The World Bank on Tuesday slashed its forecast for global growth in 2022 further, saying the war in Ukraine, lockdowns in China, supply-chain disruptions, and the risk of stagflation are hammering growth.
“For many countries, recession will be hard to avoid,” said World Bank President David Malpass.
The European Central Bank meets on Thursday, with economists expecting that the central bank will lay the groundwork for rapid rate rises.
U.S. Treasury Secretary Janet Yellen told senators at a Senate Finance Committee hearing on Tuesday that inflation is likely to stay high and the Biden administration would likely increase the 4.7 percent inflation forecast for this year in its budget proposal.
The Fed is expected to raise its benchmark funds rate by 50 basis points next week and again in July.
Chinese stocks swung between gains and losses before ending notably higher for the day on the back of a rally in tech shares.
The benchmark Shanghai Composite index rose 0.68 percent to 3,263.79 while Hong Kong’s Hang Seng index surged as much as 2.24 percent to close at 22,014.59. Bilibili soared 19.6 percent after China’s gaming regulator granted publishing licenses for 60 games.
Japanese shares rose to end at a 2-1/2-month high after U.S. markets rallied to end higher for a second straight day overnight.
The Nikkei average climbed 1.04 percent to 28,234.29 after data showed the country’s Q1 GDP fell less than initially estimated.
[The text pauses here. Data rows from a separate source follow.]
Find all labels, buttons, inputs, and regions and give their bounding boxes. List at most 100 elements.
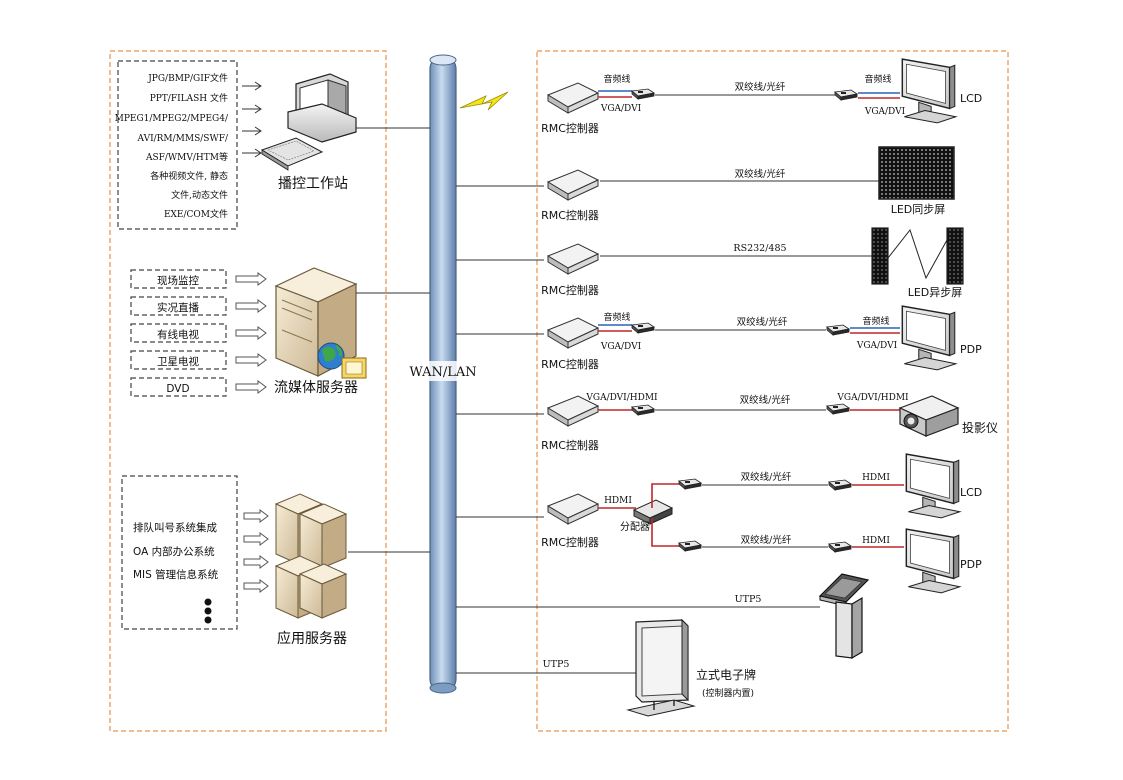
sign-label: 立式电子牌 [696,667,756,682]
row4-audio-label: 音频线 [603,311,630,323]
led-sync-screen-icon [878,146,955,200]
rmc-controller-icon [547,317,599,349]
row6-end2-label: HDMI [862,536,890,546]
pdp-monitor-icon [905,528,961,594]
row4-end-audio-label: 音频线 [862,315,889,327]
backbone-pipe: WAN/LAN [408,54,478,694]
row6-end1-label: HDMI [862,473,890,483]
media-source-item: 有线电视 [157,328,199,341]
standing-sign-icon [626,618,696,717]
row6-device2-label: PDP [960,558,982,571]
row1-end-vga-label: VGA/DVI [864,107,906,117]
app-server-icon [274,493,348,619]
projector-icon [898,395,960,437]
lcd-monitor-icon [901,58,957,124]
file-type-item: 各种视频文件, 静态 [150,170,228,182]
file-type-item: ASF/WMV/HTM等 [145,151,228,163]
wireless-bolt-icon [459,91,509,111]
rmc-controller-icon [547,243,599,275]
app-server-label: 应用服务器 [277,630,347,647]
app-system-item: OA 内部办公系统 [133,545,215,558]
pdp-monitor-icon [901,305,957,371]
row6-device1-label: LCD [960,486,982,499]
backbone-taps [456,185,820,674]
app-system-item: 排队叫号系统集成 [133,521,217,534]
row6-hdmi-label: HDMI [604,496,632,506]
row4-device-label: PDP [960,343,982,356]
file-type-item: MPEG1/MPEG2/MPEG4/ [115,114,229,124]
rmc-controller-label: RMC控制器 [541,208,599,222]
file-type-item: JPG/BMP/GIF文件 [147,72,228,84]
kiosk-terminal-icon [818,573,870,660]
connector-icon [678,540,702,552]
folder-icon [341,357,367,379]
splitter-icon [632,499,674,525]
rmc-controller-label: RMC控制器 [541,438,599,452]
row6-link2-label: 双绞线/光纤 [741,534,792,546]
row4-end-vga-label: VGA/DVI [856,341,898,351]
workstation-label: 播控工作站 [278,176,348,192]
rmc-controller-label: RMC控制器 [541,283,599,297]
workstation-computer-icon [260,73,357,171]
file-type-item: 文件,动态文件 [171,189,228,201]
connector-icon [826,403,850,415]
file-type-item: EXE/COM文件 [164,208,228,220]
row4-link-label: 双绞线/光纤 [737,316,788,328]
display-region [536,50,1009,732]
connector-icon [828,479,852,491]
more-items-icon [204,598,212,624]
row4-vga-label: VGA/DVI [600,342,642,352]
connector-icon [678,478,702,490]
row1-vga-label: VGA/DVI [600,104,642,114]
media-source-item: 卫星电视 [157,355,199,368]
connector-icon [828,541,852,553]
connector-icon [631,404,655,416]
media-server-icon [274,267,358,377]
sign-sublabel: (控制器内置) [702,687,754,699]
sign-link-label: UTP5 [543,659,570,670]
row1-audio-label: 音频线 [603,73,630,85]
lcd-monitor-icon [905,453,961,519]
backbone-label: WAN/LAN [409,365,476,380]
connector-icon [631,88,655,100]
row6-link1-label: 双绞线/光纤 [741,471,792,483]
row1-device-label: LCD [960,92,982,105]
rmc-controller-label: RMC控制器 [541,357,599,371]
source-region [109,50,387,732]
row1-link-label: 双绞线/光纤 [735,81,786,93]
rmc-controller-label: RMC控制器 [541,535,599,549]
media-arrows [235,272,267,394]
row2-device-label: LED同步屏 [891,203,946,216]
rmc-controller-label: RMC控制器 [541,121,599,135]
row2-link-label: 双绞线/光纤 [735,168,786,180]
media-source-item: DVD [166,383,189,395]
file-type-item: AVI/RM/MMS/SWF/ [137,134,229,144]
media-server-label: 流媒体服务器 [274,380,358,396]
row5-vga-label: VGA/DVI/HDMI [585,393,658,403]
row5-device-label: 投影仪 [962,420,998,435]
kiosk-link-label: UTP5 [735,594,762,605]
connector-icon [826,324,850,336]
app-systems-box [121,475,238,630]
row3-link-label: RS232/485 [733,243,786,254]
app-system-item: MIS 管理信息系统 [133,568,219,581]
rmc-controller-icon [547,82,599,114]
file-arrows [242,81,262,158]
rmc-controller-icon [547,493,599,525]
file-type-item: PPT/FILASH 文件 [150,92,228,104]
led-async-screen-icon [871,227,964,285]
splitter-label: 分配器 [620,521,650,533]
connector-icon [834,89,858,101]
row5-end-vga-label: VGA/DVI/HDMI [836,393,909,403]
media-source-item: 现场监控 [157,274,199,287]
media-source-list [130,269,227,397]
row3-device-label: LED异步屏 [908,286,963,299]
row5-link-label: 双绞线/光纤 [740,394,791,406]
connector-icon [631,322,655,334]
app-arrows [243,509,269,593]
row1-end-audio-label: 音频线 [864,73,891,85]
file-types-box [117,60,238,230]
globe-icon [317,342,345,370]
rmc-controller-icon [547,169,599,201]
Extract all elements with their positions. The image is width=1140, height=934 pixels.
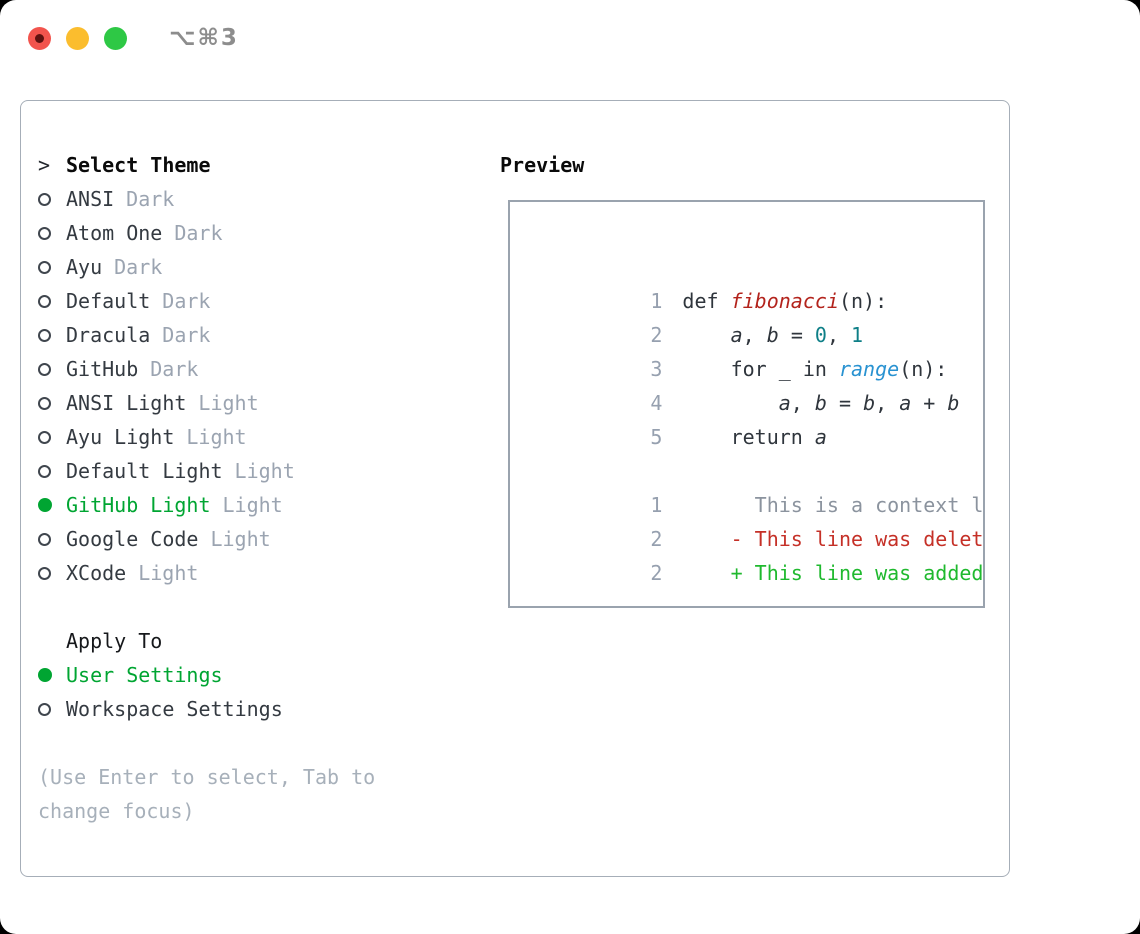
line-number: 1 — [650, 289, 663, 313]
radio-icon — [38, 396, 51, 410]
radio-icon — [38, 566, 51, 580]
radio-icon — [38, 532, 51, 546]
theme-variant-tag: Light — [234, 459, 295, 483]
code-tokens: a, b = b, a + b — [778, 391, 960, 415]
line-number: 5 — [650, 425, 663, 449]
theme-variant-tag: Dark — [174, 221, 223, 245]
code-line: 3 for _ in range(n): — [530, 318, 983, 381]
diff-preview: 1 This is a context line. 2 - This line … — [530, 454, 983, 585]
diff-tokens: + This line was added. — [682, 561, 985, 585]
theme-variant-tag: Light — [198, 391, 259, 415]
code-tokens: a, b = 0, 1 — [730, 323, 864, 347]
theme-variant-tag: Light — [210, 527, 271, 551]
preview-title: Preview — [500, 153, 585, 177]
theme-option-label: Atom One — [66, 221, 163, 245]
theme-option-label: GitHub Light — [66, 493, 211, 517]
diff-line: 2 + This line was added. — [530, 522, 983, 585]
theme-option-label: Google Code — [66, 527, 199, 551]
code-line: 5 return a — [530, 386, 983, 449]
spacer — [38, 590, 375, 624]
theme-option[interactable]: Default Dark — [38, 284, 375, 318]
apply-to-option-label: Workspace Settings — [66, 697, 283, 721]
theme-option[interactable]: ANSI Dark — [38, 182, 375, 216]
help-text-line-2: change focus) — [38, 799, 195, 823]
line-number: 1 — [650, 493, 663, 517]
theme-option[interactable]: Atom One Dark — [38, 216, 375, 250]
code-tokens: def fibonacci(n): — [682, 289, 888, 313]
theme-option[interactable]: ANSI Light Light — [38, 386, 375, 420]
code-tokens: for _ in range(n): — [682, 357, 948, 381]
theme-option-label: Default — [66, 289, 151, 313]
theme-variant-tag: Light — [222, 493, 283, 517]
diff-tokens: This is a context line. — [754, 493, 984, 517]
radio-icon — [38, 464, 51, 478]
zoom-button[interactable] — [104, 26, 127, 50]
diff-line: 1 This is a context line. — [530, 454, 983, 517]
theme-variant-tag: Dark — [162, 289, 211, 313]
diff-tokens: - This line was deleted. — [730, 527, 984, 551]
theme-option-label: Default Light — [66, 459, 223, 483]
radio-icon — [38, 430, 51, 444]
theme-variant-tag: Dark — [126, 187, 175, 211]
spacer — [38, 726, 375, 760]
theme-option[interactable]: Ayu Dark — [38, 250, 375, 284]
theme-variant-tag: Light — [186, 425, 247, 449]
theme-variant-tag: Dark — [150, 357, 199, 381]
theme-option[interactable]: Ayu Light Light — [38, 420, 375, 454]
theme-option[interactable]: GitHub Light Light — [38, 488, 375, 522]
theme-variant-tag: Light — [138, 561, 199, 585]
apply-to-option[interactable]: Workspace Settings — [38, 692, 375, 726]
window-title: ⌥⌘3 — [169, 25, 239, 51]
help-text-line-1: (Use Enter to select, Tab to — [38, 765, 376, 789]
code-tokens: return a — [682, 425, 827, 449]
theme-option-label: Ayu Light — [66, 425, 175, 449]
theme-option-label: ANSI Light — [66, 391, 187, 415]
theme-option-label: XCode — [66, 561, 127, 585]
apply-to-list: User Settings Workspace Settings — [38, 658, 375, 726]
line-number: 2 — [650, 527, 663, 551]
theme-option[interactable]: XCode Light — [38, 556, 375, 590]
code-line: 1 def fibonacci(n): — [530, 250, 983, 313]
line-number: 4 — [650, 391, 663, 415]
preview-box: 1 def fibonacci(n): 2 a, b = 0, 1 3 for _… — [508, 200, 985, 608]
diff-line: 2 - This line was deleted. — [530, 488, 983, 551]
code-line: 2 a, b = 0, 1 — [530, 284, 983, 347]
apply-to-title: Apply To — [66, 629, 163, 653]
cursor-indicator: > — [38, 153, 51, 177]
theme-option[interactable]: Google Code Light — [38, 522, 375, 556]
minimize-button[interactable] — [66, 26, 89, 50]
theme-option[interactable]: GitHub Dark — [38, 352, 375, 386]
title-bar: ⌥⌘3 — [28, 25, 239, 51]
radio-icon — [38, 328, 51, 342]
radio-icon — [38, 192, 51, 206]
radio-icon — [38, 362, 51, 376]
line-number: 3 — [650, 357, 663, 381]
radio-icon — [38, 260, 51, 274]
theme-variant-tag: Dark — [114, 255, 163, 279]
code-line: 4 a, b = b, a + b — [530, 352, 983, 415]
apply-to-option[interactable]: User Settings — [38, 658, 375, 692]
theme-option-label: GitHub — [66, 357, 139, 381]
theme-variant-tag: Dark — [162, 323, 211, 347]
radio-icon — [38, 226, 51, 240]
line-number: 2 — [650, 561, 663, 585]
theme-list-header-row: > Select Theme — [38, 148, 375, 182]
apply-to-option-label: User Settings — [66, 663, 223, 687]
theme-list-title: Select Theme — [66, 153, 211, 177]
radio-icon — [38, 702, 51, 716]
code-preview: 1 def fibonacci(n): 2 a, b = 0, 1 3 for _… — [530, 250, 983, 449]
apply-to-header-row: Apply To — [38, 624, 375, 658]
radio-icon — [38, 668, 52, 682]
theme-option-label: ANSI — [66, 187, 115, 211]
close-button[interactable] — [28, 26, 51, 50]
theme-option-label: Dracula — [66, 323, 151, 347]
radio-icon — [38, 294, 51, 308]
line-number: 2 — [650, 323, 663, 347]
theme-option[interactable]: Dracula Dark — [38, 318, 375, 352]
theme-option[interactable]: Default Light Light — [38, 454, 375, 488]
radio-icon — [38, 498, 52, 512]
theme-option-label: Ayu — [66, 255, 103, 279]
The broader Topix index closed 1.18 percent higher at 1,969.98.
Oil explorers led the surge on firmer oil prices. Japan Petroleum soared 5.7 percent and Inpex Corp added 4.7 percent.
SoftBank Group, Fanuc and Daikin Industries climbed 2-4 percent while Dai-ichi Life Holdings declined 2.2 percent and Mizuho Financial Group gave up 1.5 percent.
Seoul stocks closed little changed with a negative bias after Q! GDP growth was revised slightly down to 0.6 percent.
Australian markets eked out modest gains as strong commodity prices lifted mining and energy stocks. Banks fell after raising their home loan variable interest rates.
The benchmark S&P/ASX 200 rose 0.36 percent to 7,121.10 while the broader All Ordinaries index ended up 0.39 percent at 7,347.
Atlas Arteria jumped 16.2 percent after reports that IFM Investors is considering a non-binding takeover bid for the toll road operator.
New Zealand shares ended little changed, with the benchmark NZX-50 index finishing marginally higher at 11,266.24.
U.S. stocks shrugged off a weak start to settle higher overnight, setting aside a weak margin guidance from Target and the World Bank’s sharp cut to its global growth outlook for the year.
The Dow climbed 0.8 percent, the S&P 500 rallied 1 percent and the tech-heavy Nasdaq Composite advanced 0.9 percent.